I don't want to seem unreasonable or feel like I'm pushing my MIL away (I want her to be an active part of our baby's lives), but I have this fear of her becoming too involved in our lives when our baby is born.
Cut a long story short she didn't like me when I got with my husband about 7 years ago. It's been a long journey and some effort on my part (involving her in my family) but she does love me now. My issue is, is that we do have to have boundaries with her, she has a habit when visiting to stay longer than what we feel comfortable with. Once upon a time she would rock by unannounced, even if we said no to coming around. I get on with my MIL, but she is a very different person to me. She has burnt a lot of bridges in her life, so has isolated herself and so she can be quite crabby and weird. I have had to distance myself because I don't feel wholly comfortable and it can impact my mental health with being quite introverted myself. I have a really close relationship with my family and I think that gets to her at times.
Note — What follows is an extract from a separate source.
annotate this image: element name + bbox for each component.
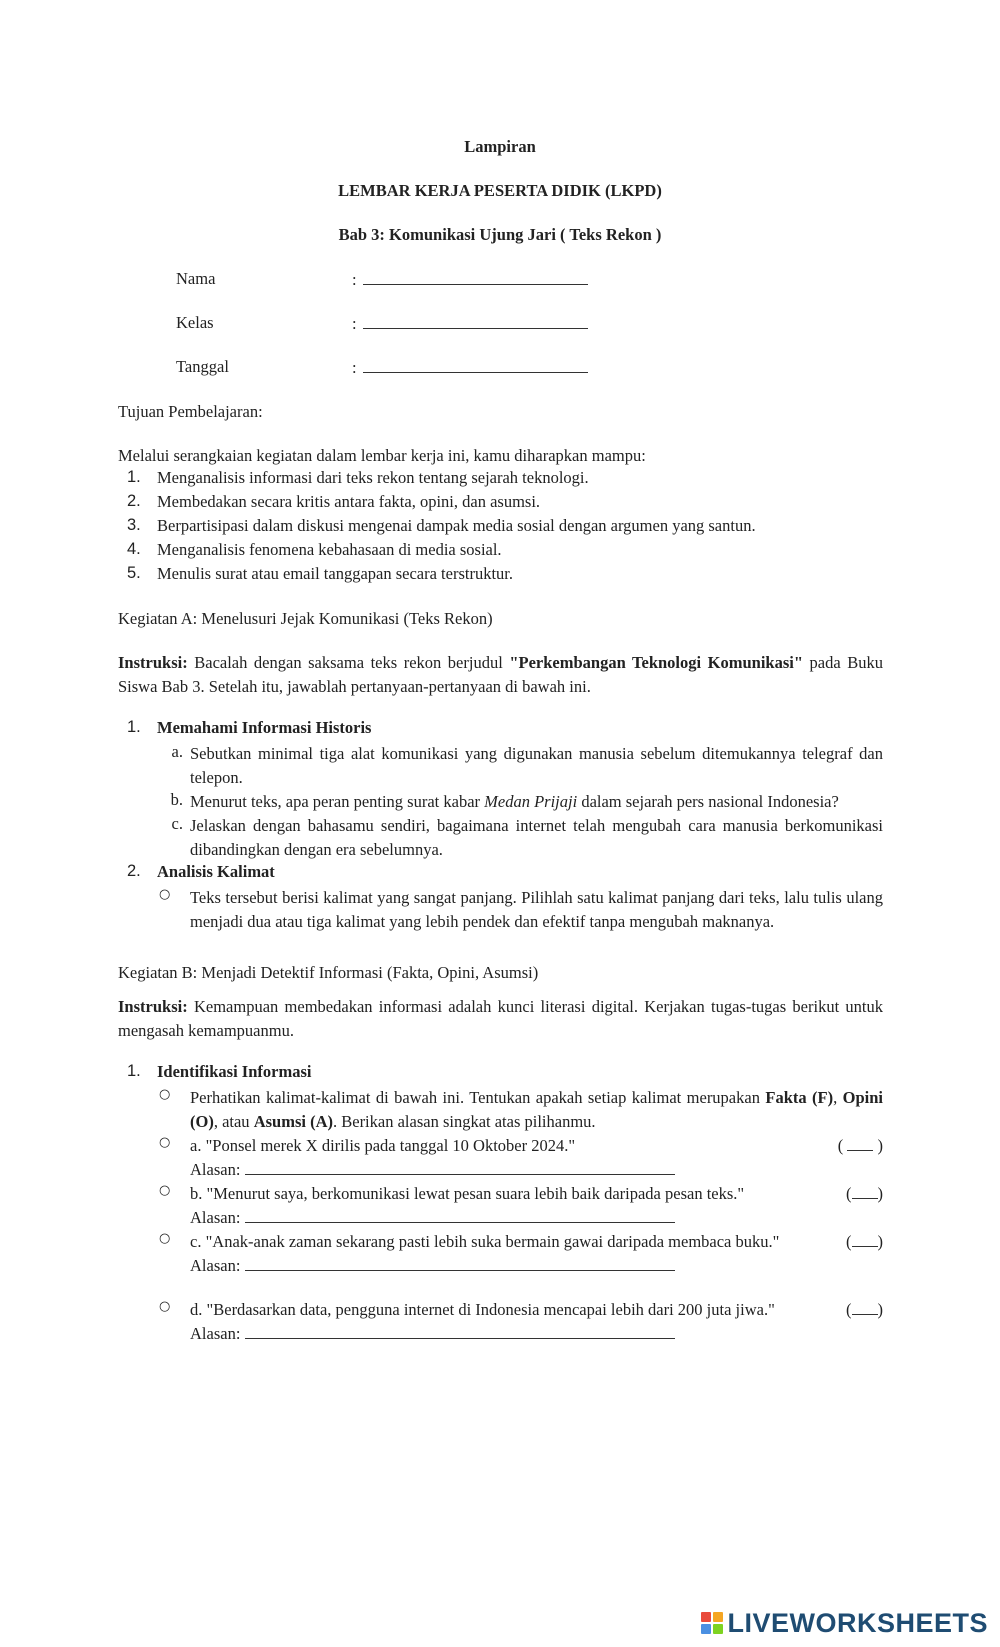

I have a fear that she is going to want to overstep those boundaries again when our baby is born, and will want to be around all of the time. But I am conscious that I will be recovering for a little while and will want to bond with baby with my husband alone too. I did consider saying no visitors until we are home and comfortable, but I really want my parents and sister to visit as soon as. But I can't do that and not let my MIL visit. I also want to restrict visit times, but I know my mum and dad will be super helpful with the housework/looking after the garden, so don't want to restrict for them. I feel completely torn. Does anyone else have experience with this?